UK carbon budget: offshoring emissions reductions
The UK government has set "the world´s first carbon budget" which seems to include a worthy, if tautological, intention to meet its climate change commitments domestically. On closer inspection, though, the pledge to cut 34 per cent of emissions by 2022 – modest compared to the 43 per cent recommended by the UK Parliament´s Climate Change Committee - is riddled with so many loopholes that it could be met almost in its entirety without taking any steps to clean up power generation and industry in the UK. One of the key claims made by the British government is an “Aim to meet the carbon budgets announced today through domestic action alone, and consistent with this, setting a zero limit in the non-traded sector on offsetting through international credits for the first budget period.” This requires some decoding. Although the rhetoric talks of “domestic action,” the only commitment in this regard refers to the “non-traded sector,” covering the roughly half of UK carbon emissions which are not included in the EU Emissions Trading Scheme. These come from sources that tend to be smaller and harder-to-measure. The “first budget period” runs to 2012, at which point UK emissions should be 22 per cent below than 1990 levels. The latest data shows that at the end of 2006 they were already 18 per cent lower – although not as a result of pro-active policy measures – and the recession makes this short-term target achievable with room to spare. The specific claim about “offsetting” made by the Department of Energy and Climate Change (DECC) is actually a positive spin on the findings of its own impact assessment of the EU Climate and Energy Package, which says:
Analysis of the effort required in the non-traded sector ... shows that under the projected emissions scenario modelled there is sufficient negative-cost abatement potential available to meet the anticipated shortfall. This suggests that there would be no requirement to use project credits, as sufficient abatement at lower (negative) cost is available. Therefore, under this, there would be no need to use project credits, and subsequently no additional cost of constraining their use
In other words, the UK government is spinning “a restriction on the use of offset credits in non-traded sectors” as something pro-active, but its own study finds that “there would be no requirement to use project credits” anyway. Why? The impact assessment talks of cost-neutral efficiency savings or those that result in net gains - and it is certainly true that many such possibilities exist (which begs the question: why are business decision makers so sclerotic that they don´t even take climate change measures that would make them money?) There are also a couple of more simple reasons. The UK is currently on course to meet its 2012 target with ease, with European Environment Agency data showing that the main reason for this is a shift from coal to gas in the power sector in the early 1990s as a result of coal mines closing. This is actually being reversed by the announcement of “new Carbon Capture and Storage-ready coal plants” - a disastrous decision that will be subsidised, amongst other things, by EU emissions trading. Secondly, the pledge on offsetting does not apply to the wide range of sectors, from power production to oil refineries and heavy industry, which are included in the EU Emissions Trading Scheme. As the National Audit Office explains, in these cases
UK installations can buy allowances from participants in other EU Member States and may also utilise up to 91 MtCO2 of project credits over the five year period, which represents 60 per cent of the emission reduction effort required in Phase II.

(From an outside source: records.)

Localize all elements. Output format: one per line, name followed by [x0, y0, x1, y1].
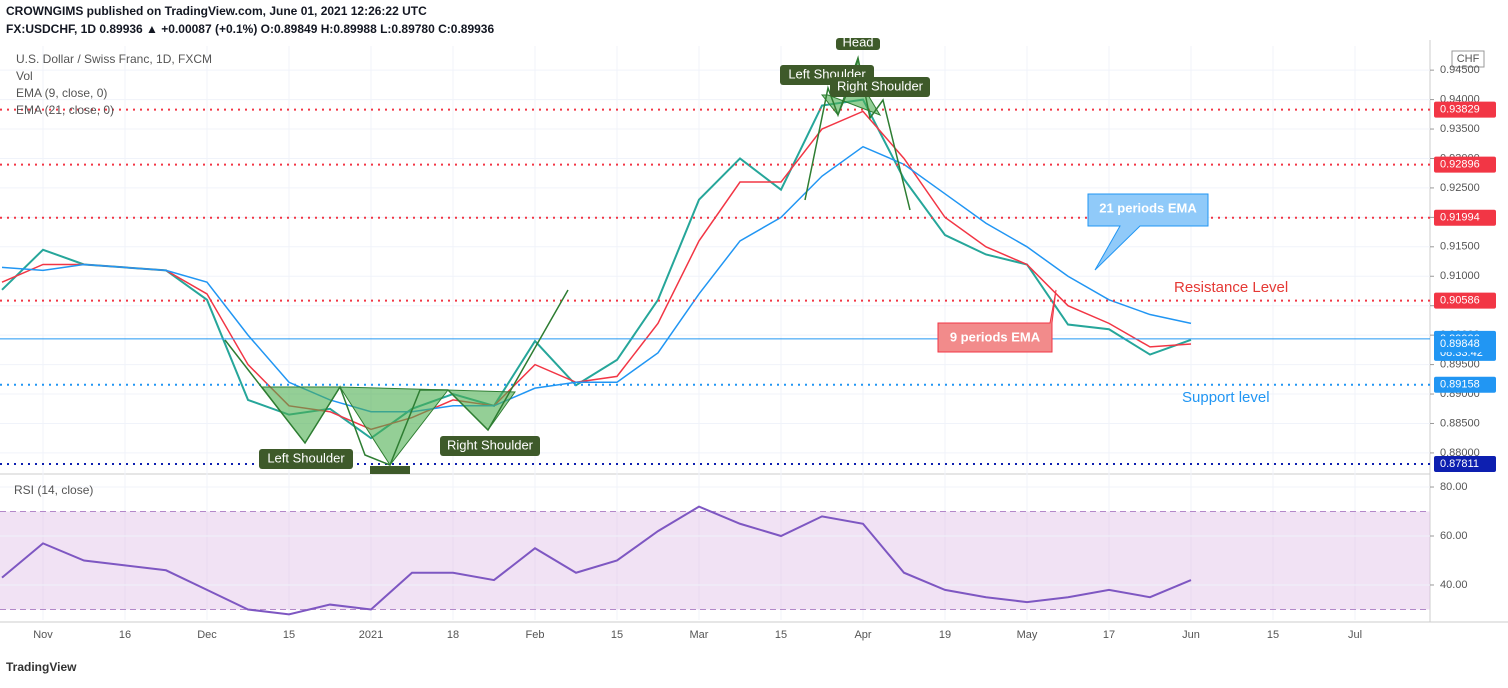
- published: CROWNGIMS published on TradingView.com, …: [6, 4, 427, 18]
- price-label-box: [1434, 209, 1496, 226]
- price-label-box: [1434, 456, 1496, 473]
- price-label: 0.87811: [1440, 458, 1479, 470]
- annotation: Head: [842, 34, 873, 49]
- y-tick-label: 0.91500: [1440, 241, 1480, 253]
- annotation: Right Shoulder: [837, 78, 924, 93]
- price-label-box: [1434, 292, 1496, 309]
- x-tick-label: 2021: [359, 629, 383, 641]
- annotation: Support level: [1182, 389, 1270, 406]
- annotation: 9 periods EMA: [950, 329, 1041, 344]
- x-tick-label: 16: [119, 629, 131, 641]
- y-tick-label: 40.00: [1440, 579, 1468, 591]
- x-tick-label: Nov: [33, 629, 53, 641]
- annotations: Head Left Shoulder Right Shoulder Left S…: [259, 34, 1288, 474]
- label-box: [440, 436, 540, 456]
- annotation: 21 periods EMA: [1099, 200, 1197, 215]
- annotation: Resistance Level: [1174, 279, 1288, 296]
- x-tick-label: Dec: [197, 629, 217, 641]
- y-tick-label: 0.89500: [1440, 358, 1480, 370]
- pattern-head: [339, 386, 449, 466]
- x-tick-label: 17: [1103, 629, 1115, 641]
- y-tick-label: 0.93500: [1440, 123, 1480, 135]
- footer: TradingView: [6, 660, 77, 674]
- price-label: 0.89158: [1440, 379, 1480, 391]
- series-line: [1, 505, 1192, 616]
- annotation: Left Shoulder: [267, 450, 345, 465]
- currency: CHF: [1457, 53, 1480, 65]
- price-label: 0.93829: [1440, 104, 1480, 116]
- x-tick-label: 15: [775, 629, 787, 641]
- annotation: Right Shoulder: [447, 437, 534, 452]
- rsi-title: RSI (14, close): [14, 483, 93, 497]
- series-line: [1, 145, 1192, 413]
- y-tick-label: 0.94500: [1440, 64, 1480, 76]
- legend-item: EMA (21, close, 0): [16, 103, 114, 117]
- label-box: [259, 449, 353, 469]
- pattern-top-line: [804, 55, 911, 211]
- x-tick-label: Apr: [854, 629, 871, 641]
- legend-item: Vol: [16, 69, 33, 83]
- y-tick-label: 80.00: [1440, 481, 1468, 493]
- y-tick-label: 0.92500: [1440, 182, 1480, 194]
- price-label-box: [1434, 376, 1496, 393]
- x-tick-label: 18: [447, 629, 459, 641]
- x-tick-label: 15: [283, 629, 295, 641]
- rsi-band: [0, 511, 1430, 610]
- label-box: [836, 38, 880, 50]
- label-box: [370, 466, 410, 474]
- price-label-box: [1434, 336, 1496, 353]
- x-tick-label: 15: [611, 629, 623, 641]
- price-label: 0.92896: [1440, 159, 1480, 171]
- label-box: [830, 77, 930, 97]
- series-line: [1, 98, 1192, 440]
- x-tick-label: Jul: [1348, 629, 1362, 641]
- price-label-box: [1434, 101, 1496, 118]
- currency-box: [1451, 50, 1485, 68]
- x-tick-label: May: [1017, 629, 1038, 641]
- x-tick-label: 19: [939, 629, 951, 641]
- y-tick-label: 0.88500: [1440, 417, 1480, 429]
- x-tick-label: Jun: [1182, 629, 1200, 641]
- x-tick-label: Mar: [690, 629, 709, 641]
- y-tick-label: 0.91000: [1440, 270, 1480, 282]
- price-label: 0.90586: [1440, 295, 1480, 307]
- callout: [937, 289, 1057, 353]
- price-label: 0.91994: [1440, 212, 1480, 224]
- x-tick-label: 15: [1267, 629, 1279, 641]
- price-label-box: [1434, 156, 1496, 173]
- x-tick-label: Feb: [526, 629, 545, 641]
- y-tick-label: 0.88000: [1440, 447, 1480, 459]
- legend-title: U.S. Dollar / Swiss Franc, 1D, FXCM: [16, 52, 212, 66]
- callout: [1087, 193, 1209, 271]
- series-line: [1, 110, 1192, 431]
- quote: FX:USDCHF, 1D 0.89936 ▲ +0.00087 (+0.1%)…: [6, 22, 494, 36]
- pattern-line: [224, 289, 569, 466]
- patterns: [224, 55, 911, 466]
- legend-item: EMA (9, close, 0): [16, 86, 107, 100]
- price-label: 0.89848: [1440, 338, 1480, 350]
- y-tick-label: 60.00: [1440, 530, 1468, 542]
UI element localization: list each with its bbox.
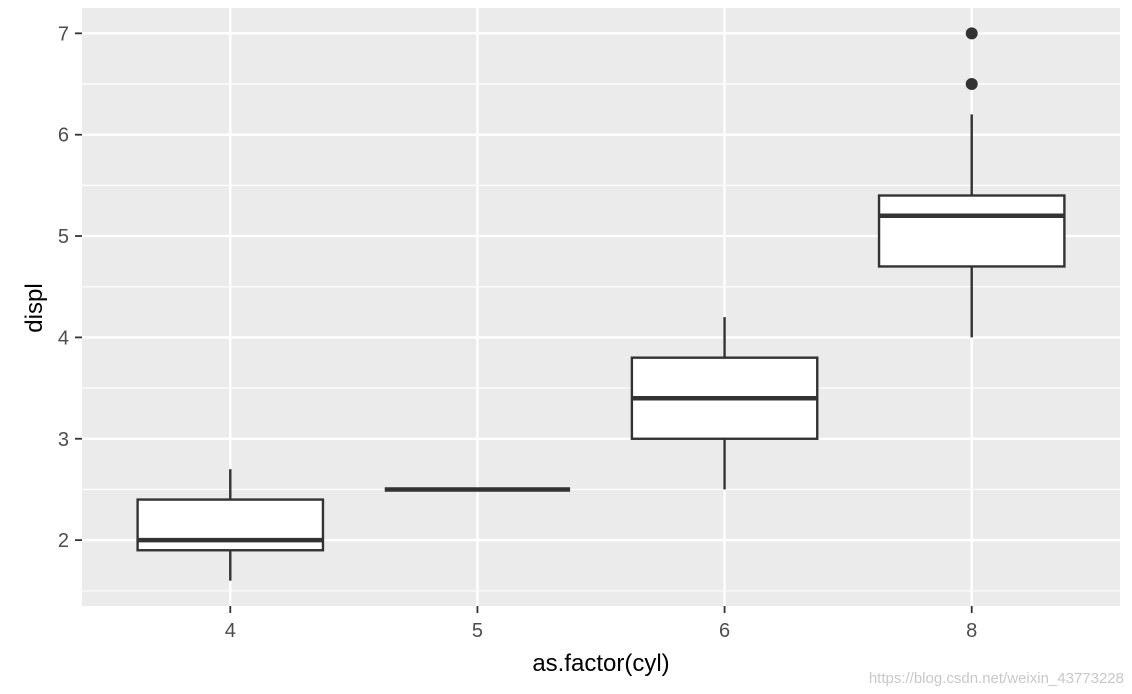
outlier-point bbox=[965, 78, 978, 91]
boxes-layer bbox=[136, 27, 1066, 581]
box-body bbox=[877, 194, 1066, 268]
box-body bbox=[136, 498, 325, 552]
minor-gridlines bbox=[82, 83, 1120, 592]
x-tick-label: 4 bbox=[225, 620, 236, 642]
x-axis: 4 5 6 8 bbox=[225, 606, 977, 642]
outlier-point bbox=[965, 27, 978, 40]
x-tick-label: 6 bbox=[719, 620, 730, 642]
y-axis: 2 3 4 5 6 7 bbox=[58, 23, 82, 552]
y-tick-label: 6 bbox=[58, 125, 69, 147]
box-4 bbox=[136, 469, 325, 581]
y-tick-label: 5 bbox=[58, 226, 69, 248]
y-tick-label: 7 bbox=[58, 23, 69, 45]
x-tick-label: 5 bbox=[472, 620, 483, 642]
box-8 bbox=[877, 27, 1066, 338]
y-tick-label: 4 bbox=[58, 327, 69, 349]
box-6 bbox=[630, 317, 819, 490]
x-tick-label: 8 bbox=[966, 620, 977, 642]
watermark-text: https://blog.csdn.net/weixin_43773228 bbox=[869, 670, 1124, 687]
y-axis-title: displ bbox=[21, 283, 48, 332]
x-axis-title: as.factor(cyl) bbox=[532, 650, 669, 677]
y-tick-label: 2 bbox=[58, 530, 69, 552]
y-tick-label: 3 bbox=[58, 429, 69, 451]
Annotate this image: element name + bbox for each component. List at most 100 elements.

"Project credits" here are offset credits. Loosely translated, more than half of the UK´s emissions reductions obligations can be met outside the EU, and the remainder could be met elsewhere within the EU, where surplus credits are plentiful thanks to post-1990 economic restructuring in Central and Eastern Europe and the current recession. These figures also need to be viewed in a context of a changing industrial structure, where the tendency has been towards de-industrialisation, meaning that more of the UK´s emissions are “outsourced” to the global South, and in a context where international aviation (although this is slowly changing) and shipping are simply excluded altogether from the figures. The news is not all gloomy. A commitment of £525 for offshore wind farms is good news, while £70 million for decentralised community low-carbon energy, and another £25 million for community heating are also welcome commitments, if modest to say the least. Overall, though, what the UK carbon budget shows is that talk of a “revised target to reduce emissions to at least 34% below 1990 emissions by 2018-22” is rendered largely meaningless by carbon offsetting.
Ocscar Reyes is a researcher with TNI's Carbon Trade Watch and environmental editor of Red Pepper.